KUBEKHAZA, Hungary/RABE, Serbia (Reuters) - Portraying Hungary as a border fortress against illegal migration into Europe is a central theme of Prime Minister Viktor Orban's close-fought campaign for re-election on April 3, but Hungary's borders still appear increasingly porous.
France was overwhelmed by migrants, said Orban in a recent speech, while Italy's border was "as leaky as a pasta strainer" - rhetoric seen as a voter-winner in his ruling Fidesz party's rural and conservative strongholds.
Data, however, suggests that thousands of migrants successfully cross Hungary's southern borders with Serbia and Romania, part of which is fenced off and heavily guarded, then travel across the country to western Europe.
The number of illegal migrants intercepted in neighbouring Austria almost doubled to about 40,000 last year from 21,641 in 2020, with most arriving via Hungary, according to a spokesman at the Austrian interior ministry.
Frontex, the European Union's migration agency, said illegal border crossings jumped 124% on the Western Balkan route in 2021 from 2020. In January alone, Frontex recorded nearly 6,000 illegal crossings on the route, 148% more than a year ago.

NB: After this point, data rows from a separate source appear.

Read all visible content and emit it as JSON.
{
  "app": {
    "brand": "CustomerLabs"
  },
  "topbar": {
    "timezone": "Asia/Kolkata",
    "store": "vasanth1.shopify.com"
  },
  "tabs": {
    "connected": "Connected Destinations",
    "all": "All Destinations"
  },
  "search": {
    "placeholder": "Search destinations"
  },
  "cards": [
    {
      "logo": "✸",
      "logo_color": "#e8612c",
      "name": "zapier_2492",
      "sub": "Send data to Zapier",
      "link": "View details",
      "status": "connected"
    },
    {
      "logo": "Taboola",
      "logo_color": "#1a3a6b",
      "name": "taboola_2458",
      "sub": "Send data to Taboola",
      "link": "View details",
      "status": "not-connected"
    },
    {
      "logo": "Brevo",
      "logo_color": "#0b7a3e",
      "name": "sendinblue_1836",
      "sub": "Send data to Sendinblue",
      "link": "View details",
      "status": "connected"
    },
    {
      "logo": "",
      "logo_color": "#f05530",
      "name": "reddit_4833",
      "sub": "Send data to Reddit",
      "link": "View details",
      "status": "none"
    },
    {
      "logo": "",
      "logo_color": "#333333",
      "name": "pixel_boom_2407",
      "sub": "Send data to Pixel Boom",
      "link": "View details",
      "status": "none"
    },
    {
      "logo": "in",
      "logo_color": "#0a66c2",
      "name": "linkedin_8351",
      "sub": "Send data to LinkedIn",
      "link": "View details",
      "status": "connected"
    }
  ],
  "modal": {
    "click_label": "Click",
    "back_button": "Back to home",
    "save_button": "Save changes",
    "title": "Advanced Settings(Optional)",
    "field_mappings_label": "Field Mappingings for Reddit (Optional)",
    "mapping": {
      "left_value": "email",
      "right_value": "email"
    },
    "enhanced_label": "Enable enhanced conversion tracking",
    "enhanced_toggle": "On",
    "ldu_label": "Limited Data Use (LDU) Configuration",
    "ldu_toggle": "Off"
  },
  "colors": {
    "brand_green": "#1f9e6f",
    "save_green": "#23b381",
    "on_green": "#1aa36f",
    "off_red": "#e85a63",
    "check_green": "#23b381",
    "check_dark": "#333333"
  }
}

The migrants' top three countries of origin were Syria, Afghanistan and Turkey.
In power since 2010, nationalist Orban has campaigned on an anti-immigration platform, with his policies and tough asylum laws putting him in conflict with the European Union and drawing criticism from the United Nations refugee agency.
"Hungary is in fact the border fortress for the interior of Europe, and mainly the territories of Germany. That is where the migrants are heading," Orban said in a speech on Feb. 12. "Every day hundreds of people are trying to enter Hungary by force."
Orban also said the opposition - which has united against him for the first time - would "open the borders". The opposition's leader said they would keep the fence in place.
But for many of the migrants waiting in camps in Greece or Serbia, the Hungarian route remains an appealing one despite Orban's steel fence, built after the 2015 migration crisis, and heavy police patrols.
Last year Hungarian police detained 1,277 smugglers who tried to ship illegal migrants across the country - up from 455 the year before, police told Reuters in an emailed reply.
A Hungarian government spokesman said migration remained a "threat" and Hungary would have to "reinforce its defences, and in several respects restructure the border defence system".
"We believe we'll have to involve new forces," the spokesman said, adding "there are always as much of our forces at the border as necessary."
Near the village of Rabe in Serbia, just a few kilometres from the point where the borders of Hungary, Serbia and Romania meet, around 20 migrants camp out inside a derelict building in freezing cold. They are without any basic amenities, with the floor of one room covered in human excrement.
Some had been there for weeks, making repeated attempts to cross into Hungary despite thermal security cameras and drones deployed by Hungarian border police.
Mohamed Khalid, 45, who fled war in Syria, said he was heading for Germany to earn money to send back for his six children. He had tried crossing into Hungary three times, only to be caught and sent back by police.
"No, no, no," he said, when asked if he would stop trying to cross the border. "Where (would) I go?", he added, saying there was "no future" in Syria.
Another man from Syria, who did not want his name used, said he had tried crossing seven times. As darkness fell, he and two friends, one with a backpack, started walking towards the border for another attempt.
Under Hungarian law migrants cannot make an asylum application at the border, only at two dedicated embassies, which triggered a conflict with Brussels. The EU's top court ruled last year that Hungary breached EU law when it considered asylum applications inadmissible if the asylum seeker arrived to Hungary via a third country considered safe - such as Serbia.
MILLIONS OF EUROS
Levente Bauko, head of the Csongrad-Csanad county police's border unit said some migrants made repeated attempts to cross.
"If I can put it that way: we have returning guests," Bauko said, adding that most scaled the fence with ladders.
Police said in an emailed reply that last year there were 122,239 illegal entries by migrants or attempted crossings on the southern border, up from 46,179 in 2020 and 17,252 in the year before.
The 1,277 smugglers detained in Hungary last year were mostly Romanian, Serbian, Hungarian, Ukrainian and Bulgarian citizens.
In January, Hungarian police fired shots at a truck carrying around 30 suspected migrants after it drove through a checkpoint near the Austria border.
In November, Austrian authorities busted a human smuggling network that had spirited more than 700 people across Hungary in cars and vans. The network charged 4,000-5,000 euros per person for the trip, raking in more than 2.5 million euros.
On Nov. 16 alone, about 25 vehicles with 200 to 300 illegal immigrants drove from the Serbian-Hungarian border to Austria at the same time.